How Canadian astronomy made the black hole photo possible
Canada pioneered the radio telescope integration used in the Event Horizon Telescope
Canada was a major player in the international effort to take the first image of the event horizon of a black hole with a number of participating scientists. This country also pioneered the technique of joining radio telescopes together to act as one big dish, which was key to imaging the black hole in the Messier 87 galaxy.
During our Centennial Year in 1967, scientists at the National Research Council of Canada became the first in the world to synchronize two large radio telescopes spaced 3,074 km apart: one in Algonquin Provincial Park, Ont., the other near Penticton, B.C.
It was the first demonstration of a technique known as Long Baseline Interferometry. It allows multiple telescopes to work together to form larger "virtual telescopes" that can see objects in space too dim for any single instrument to see alone. The technique is now a staple of radio astronomy, and Canada is still a major player.
We are a partner in the Atacama Large Millimetre Array, or ALMA in Chile, and a supporter of the James Clerk Maxwell Telescope in Hawaii, which are two of the eight instruments used in the Event Horizon Telescope that captured the black hole image.
In addition, Canadian theoretical physicists like Avery Broderick from the Perimeter Institute and University of Waterloo are involved in analyzing the mountain of data the telescopes have returned.
Why go to all the trouble to see a black hole?
It pushes the limits of our knowledge.
The dark centre in the historic first image of a black hole is a glimpse into a bizarre part of our universe where the laws of physics as we know them, break down, a window into another place and time.
We tend to think of space an unimaginably large, mostly empty void where stars, planets and galaxies drift about like fireflies in the night on time-scales measured in billions of years. But inside a black hole, space, time and matter are stretched and distorted in a profoundly counter-intuitive way, all in an incredibly small volume.
A journey into a black hole would be more than an otherworldly experience, it would be a one-way trip to else-where and else-when, into a kind of pocket reality isolated from the rest of the universe by the incredible power of gravity.
Of course, we can't poke our heads into a black hole to have a look for any number of reasons. We'd be crushed and incinerated even on approach to the black hole by the fantastic temperatures and gravitational fields that are drawing in material around it.
Even if you did make it past the inferno of the event horizon, it would be a one way trip. Anything that passes the event horizon can't, by definition, ever escape. No spaceship or astronaut could emerge, and even the light or radio waves that might carry a message from an intrepid explorer who passed the margin wouldn't be able to escape.

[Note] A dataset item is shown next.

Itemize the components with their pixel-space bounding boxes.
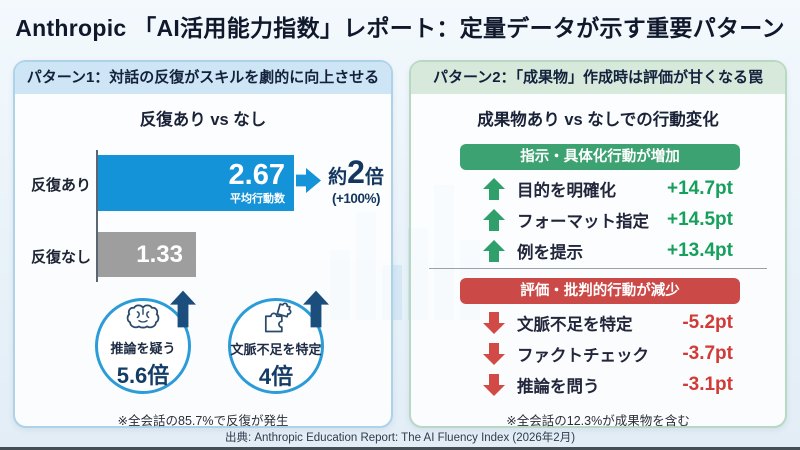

Yet this dark and mysterious object could hold the keys to unlocking the secrets that connect all the forces of the universe together.
Albert Einstein is famous for his theory of general relativity which describes space, time, gravity and motion on the largest cosmological scales. But he also worked on quantum theory, which describes the forces acting on the smallest scale. He tried to reconcile the two theories into what was known at the time as a unified field theory, that would describe all the forces in nature. He never succeeded.
Later, scientists — including Stephen Hawking — took up the same problem, but he, and the many theoretical physicists still working on the puzzle today, have yet to develop a single theory now known as quantum gravity, sometimes referred to as a "theory of everything."
But while scientists struggle to bring these two frameworks together, black holes have clearly already figured how to do it. Beyond the event horizon, within that black spot in the centre of the historic photo, lies the ultimate laboratory for quantum gravity. That's one reason black holes are so interesting to study. They may give us the answer to the theory of everything.
So why do we need a unifying theory of the universe?
Understanding forces that work in nature has lead to incredible leaps of thought and underlies all of our technology. Understanding electricity and magnetism led to motors, generators and the myriad of devices we all use today. Unleashing nuclear forces gave us tremendous energy, for good and for bad. Discovering the Higgs Boson brought us an understanding of the relationship between energy and mass in the early moments of the universe that ultimately led to our very existence.
So what will understanding quantum gravity bring?
Will it bring science fiction to life with starships that travel faster than the speed of light, surfing on gravitational waves, while beam transporters take apart atoms in one place and reassemble them in another?
We have no idea. That is for future generations to find out. For now, it is exciting to finally see that window into a strange new place and the possibilities it may reveal.